Jakub Rzeźniczak, piłkarz Legii: Życzę Kubie grupy mistrzowskiej

Paweł Stankiewicz, Warszawa
Fot. Szymon Starawski
Jakub Rzeźniczak, obrońca Legii Warszawa, uważa że remis z Lechią Gdańsk jest sprawiedliwy i docenił grę biało-zielonych w stolicy.

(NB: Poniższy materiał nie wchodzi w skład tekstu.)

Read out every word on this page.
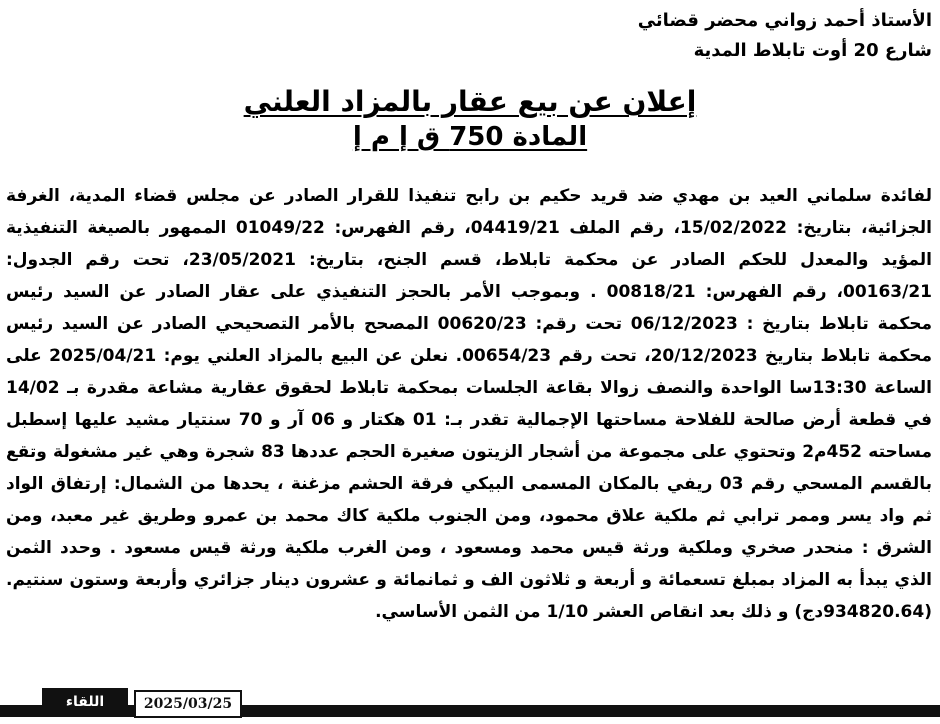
الأستاذ أحمد زواني محضر قضائي
شارع 20 أوت تابلاط المدية
إعلان عن بيع عقار بالمزاد العلني
المادة 750 ق إ م إ
لفائدة سلماني العيد بن مهدي ضد قريد حكيم بن رابح تنفيذا للقرار الصادر عن مجلس قضاء المدية، الغرفة الجزائية، بتاريخ: 15/02/2022، رقم الملف 04419/21، رقم الفهرس: 01049/22 الممهور بالصيغة التنفيذية المؤيد والمعدل للحكم الصادر عن محكمة تابلاط، قسم الجنح، بتاريخ: 23/05/2021، تحت رقم الجدول: 00163/21، رقم الفهرس: 00818/21 . وبموجب الأمر بالحجز التنفيذي على عقار الصادر عن السيد رئيس محكمة تابلاط بتاريخ : 06/12/2023 تحت رقم: 00620/23 المصحح بالأمر التصحيحي الصادر عن السيد رئيس محكمة تابلاط بتاريخ 20/12/2023، تحت رقم 00654/23. نعلن عن البيع بالمزاد العلني يوم: 2025/04/21 على الساعة 13:30سا الواحدة والنصف زوالا بقاعة الجلسات بمحكمة تابلاط لحقوق عقارية مشاعة مقدرة بـ 14/02 في قطعة أرض صالحة للفلاحة مساحتها الإجمالية تقدر بـ: 01 هكتار و 06 آر و 70 سنتيار مشيد عليها إسطبل مساحته 452م2 وتحتوي على مجموعة من أشجار الزيتون صغيرة الحجم عددها 83 شجرة وهي غير مشغولة وتقع بالقسم المسحي رقم 03 ريفي بالمكان المسمى البيكي فرقة الحشم مزغنة ، يحدها من الشمال: إرتفاق الواد ثم واد يسر وممر ترابي ثم ملكية علاق محمود، ومن الجنوب ملكية كاك محمد بن عمرو وطريق غير معبد، ومن الشرق : منحدر صخري وملكية ورثة قيس محمد ومسعود ، ومن الغرب ملكية ورثة قيس مسعود . وحدد الثمن الذي يبدأ به المزاد بمبلغ تسعمائة و أربعة و ثلاثون الف و ثمانمائة و عشرون دينار جزائري وأربعة وستون سنتيم. (934820.64دج) و ذلك بعد انقاص العشر 1/10 من الثمن الأساسي.
اللقاء	2025/03/25
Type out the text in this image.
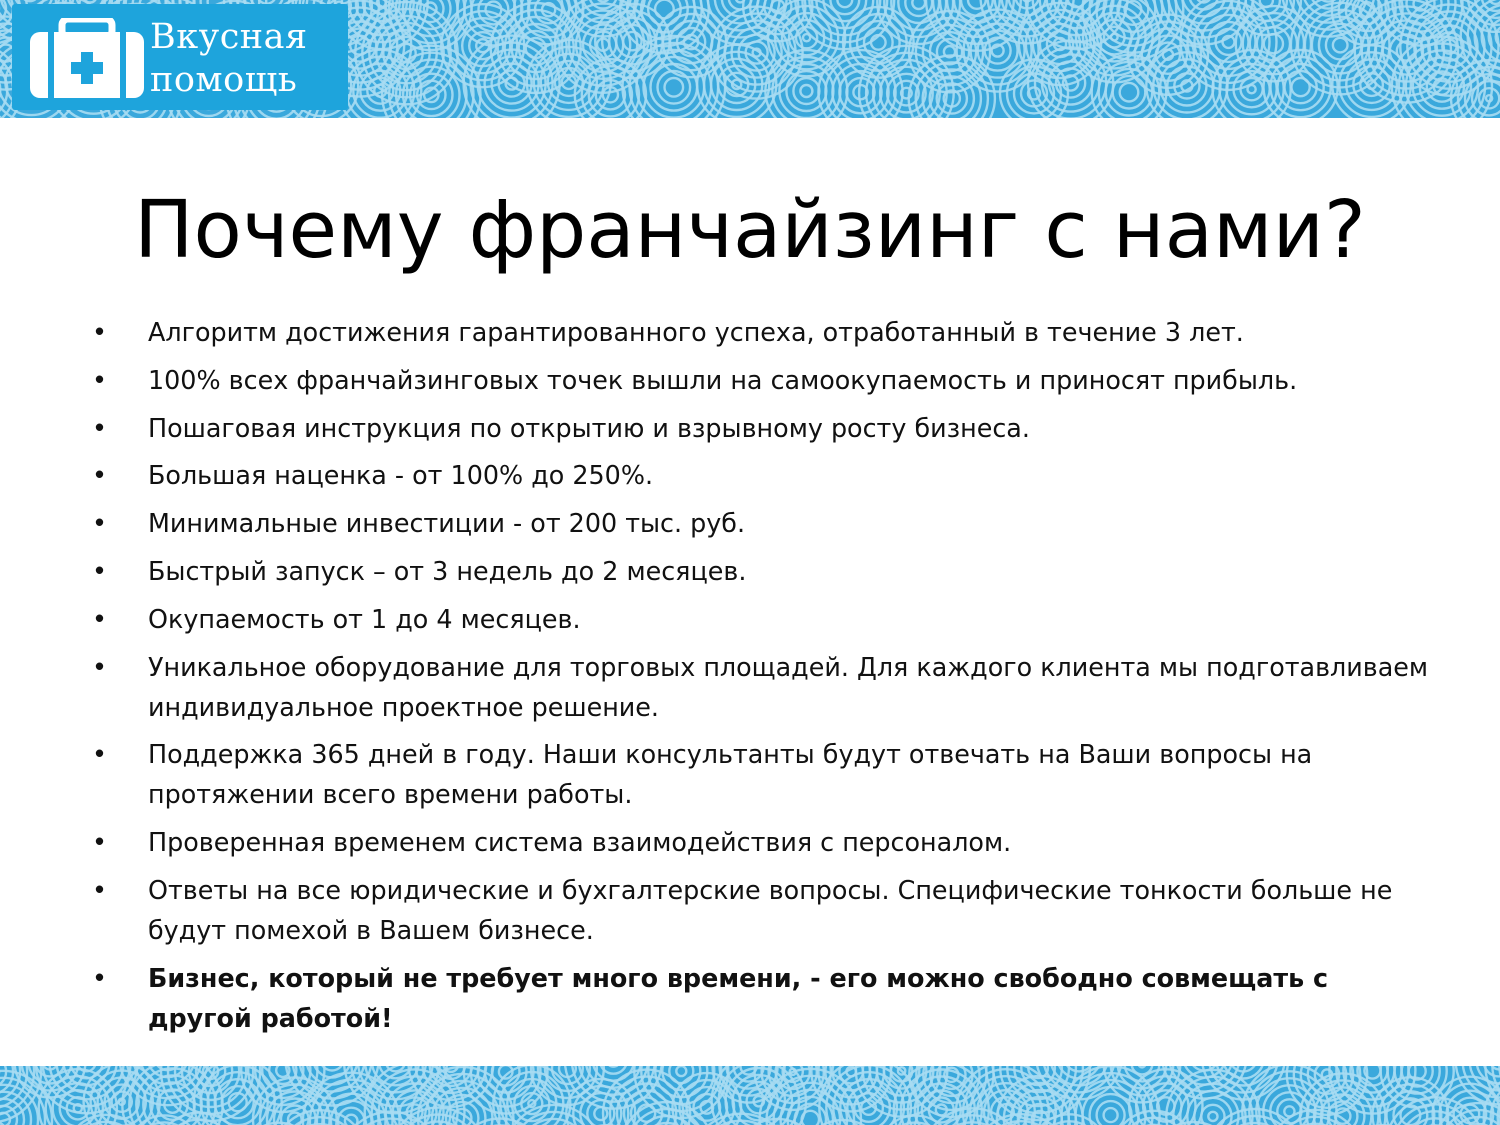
Вкусная
помощь
Почему франчайзинг с нами?
• Алгоритм достижения гарантированного успеха, отработанный в течение 3 лет.
• 100% всех франчайзинговых точек вышли на самоокупаемость и приносят прибыль.
• Пошаговая инструкция по открытию и взрывному росту бизнеса.
• Большая наценка - от 100% до 250%.
• Минимальные инвестиции - от 200 тыс. руб.
• Быстрый запуск – от 3 недель до 2 месяцев.
• Окупаемость от 1 до 4 месяцев.
• Уникальное оборудование для торговых площадей. Для каждого клиента мы подготавливаем индивидуальное проектное решение.
• Поддержка 365 дней в году. Наши консультанты будут отвечать на Ваши вопросы на протяжении всего времени работы.
• Проверенная временем система взаимодействия с персоналом.
• Ответы на все юридические и бухгалтерские вопросы. Специфические тонкости больше не будут помехой в Вашем бизнесе.
• Бизнес, который не требует много времени, - его можно свободно совмещать с другой работой!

- Jak spojrzeliśmy przed meczem na skład, to spodziewaliśmy się, że Lechia zagra ofensywnie. Nie miała nic do stracenia - uważa obrońca Legii - Myśląc o grupie mistrzowskiej musi liczyć na inne dobre wyniki i przede wszystkim na swoje zwycięstwa. Bardziej mnie zdziwiło, że napierała w końcówce meczu, kiedy miała przewagę jednego zawodnika i powinna dążyć do strzelenia zwycięskiej bramki. W końcowym rozrachunku ten remis jest sprawiedliwy. Żadna drużyna nie zagrała w Warszawie tak ofensywnie, ale Lechia ma ku temu usposobionych zawodników. Wszyscy piłkarze z ofensywnych formacji są doskonale wyszkoleni technicznie i potrafią grać w piłkę. Gdyby bardziej do tego tworzyli zespół na boisku, to byłoby jeszcze lepiej, ale to trochę u nich szwankuje. Gdyby te umiejętności indywidualne przełożyli na zespół, to byłoby jeszcze lepiej. My po czerwonej kartce Ariela musieliśmy cofnąć się do głębokiej defensywy i mając jednego zawodnika mniej bardziej skupiliśmy się na obronie. Najważniejsze, że nie straciliśmy drugiej bramki. Lechia też miała swoje sytuacje. kiedy Mak strzelił w poprzeczkę i było naprawdę gorąco. Grając w osłabieniu nie jest łatwo się bronić. Sytuacja z czerwoną kartką dla Ariela jest trudna do oceny, bo mówi, że on piłkę trochę trącił. Nawet w powtórkach ciężko to dojrzeć. Nie mamy pretensji do sędziego. Była w meczu duża jakość i ofensywne nastawienie obu zespołów. Nie zabezpieczaliśmy ataków, stąd było dużo sytuacji i aż dziwne, że padło tak mało bramek. Każdy punkt jest ważny, więc ja traktuję go jak zdobyty.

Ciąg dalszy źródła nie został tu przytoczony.